STEVE HAWTHORNE was the project manager on the Goldsmiths College project. He is happy to acknowledge he had become a victim of the high-stress, long-hou rs cultu re, to the extent that he was uncertain about the proposed changes.
'I was very sceptical at the beginning. Work was my life and I wasn't sure what I would do with any free time. The senior architect said the same thing. If he had a day off he'd spend it sitting at home thinking about work. It's sad to think we'd let it go that far.' So why had it got to that stage?
'There was a lot of embarrassment caused to the industry by Mr Egan and his highlighting of bad and inefficient working practices.
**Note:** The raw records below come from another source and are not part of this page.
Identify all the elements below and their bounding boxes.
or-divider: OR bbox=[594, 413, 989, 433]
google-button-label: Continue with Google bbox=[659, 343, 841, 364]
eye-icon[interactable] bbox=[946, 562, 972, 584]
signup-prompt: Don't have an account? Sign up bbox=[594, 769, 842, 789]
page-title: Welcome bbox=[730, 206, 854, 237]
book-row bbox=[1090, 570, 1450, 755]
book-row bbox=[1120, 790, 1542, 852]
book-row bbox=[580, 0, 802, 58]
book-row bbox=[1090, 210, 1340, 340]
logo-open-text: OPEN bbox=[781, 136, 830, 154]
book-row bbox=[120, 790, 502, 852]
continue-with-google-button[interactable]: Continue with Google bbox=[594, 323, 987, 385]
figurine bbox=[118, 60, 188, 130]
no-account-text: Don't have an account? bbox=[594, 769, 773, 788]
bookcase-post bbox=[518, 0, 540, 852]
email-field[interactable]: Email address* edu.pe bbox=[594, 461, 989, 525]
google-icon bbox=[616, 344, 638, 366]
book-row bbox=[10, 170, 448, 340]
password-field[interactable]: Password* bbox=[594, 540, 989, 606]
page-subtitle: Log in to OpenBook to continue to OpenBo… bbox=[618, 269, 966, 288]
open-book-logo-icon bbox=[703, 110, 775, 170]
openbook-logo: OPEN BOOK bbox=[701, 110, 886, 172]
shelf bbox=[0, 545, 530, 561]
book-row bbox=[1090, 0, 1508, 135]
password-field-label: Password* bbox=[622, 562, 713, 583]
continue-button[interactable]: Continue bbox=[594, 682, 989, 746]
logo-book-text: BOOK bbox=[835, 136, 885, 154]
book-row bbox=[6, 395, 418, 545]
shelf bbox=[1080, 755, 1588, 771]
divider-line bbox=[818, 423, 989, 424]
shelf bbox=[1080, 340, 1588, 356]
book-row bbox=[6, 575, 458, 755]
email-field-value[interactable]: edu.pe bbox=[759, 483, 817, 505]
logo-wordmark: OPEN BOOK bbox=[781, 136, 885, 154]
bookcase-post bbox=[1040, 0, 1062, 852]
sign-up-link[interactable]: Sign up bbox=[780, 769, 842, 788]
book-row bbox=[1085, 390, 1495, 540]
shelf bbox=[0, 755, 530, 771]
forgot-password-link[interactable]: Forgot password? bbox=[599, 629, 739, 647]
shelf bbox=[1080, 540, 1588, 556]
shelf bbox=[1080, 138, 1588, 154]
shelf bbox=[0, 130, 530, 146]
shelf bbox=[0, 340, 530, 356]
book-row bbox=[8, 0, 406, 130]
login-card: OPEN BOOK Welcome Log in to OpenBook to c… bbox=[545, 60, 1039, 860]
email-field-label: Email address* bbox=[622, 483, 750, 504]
There were a lot of scars from this. We were supposed to improve productivity, but just worked longer hours instead.' Changing this culture required intervention from the top. 'If the chief exec says don't email or phone after 6 pm, you think about these things differently.
Previously, doing this sort of thing meant you were seen as passionate, it was seen as a virtue.
Now you have 'permission' to do other things and not let them get disturbed by work.' This has had benefits, both on and off site. 'I've seen a remarkable difference in terms of aggression and tension on site.
I also hadn't appreciated I was causing so much grief. It's improved safety as well, as people have been less tired and their decisions have improved.' As has his social life. 'I can do things I could never do before like arrange nights out in advance. I can plan to go to the gym or meet a mate in the pub.' Enough said.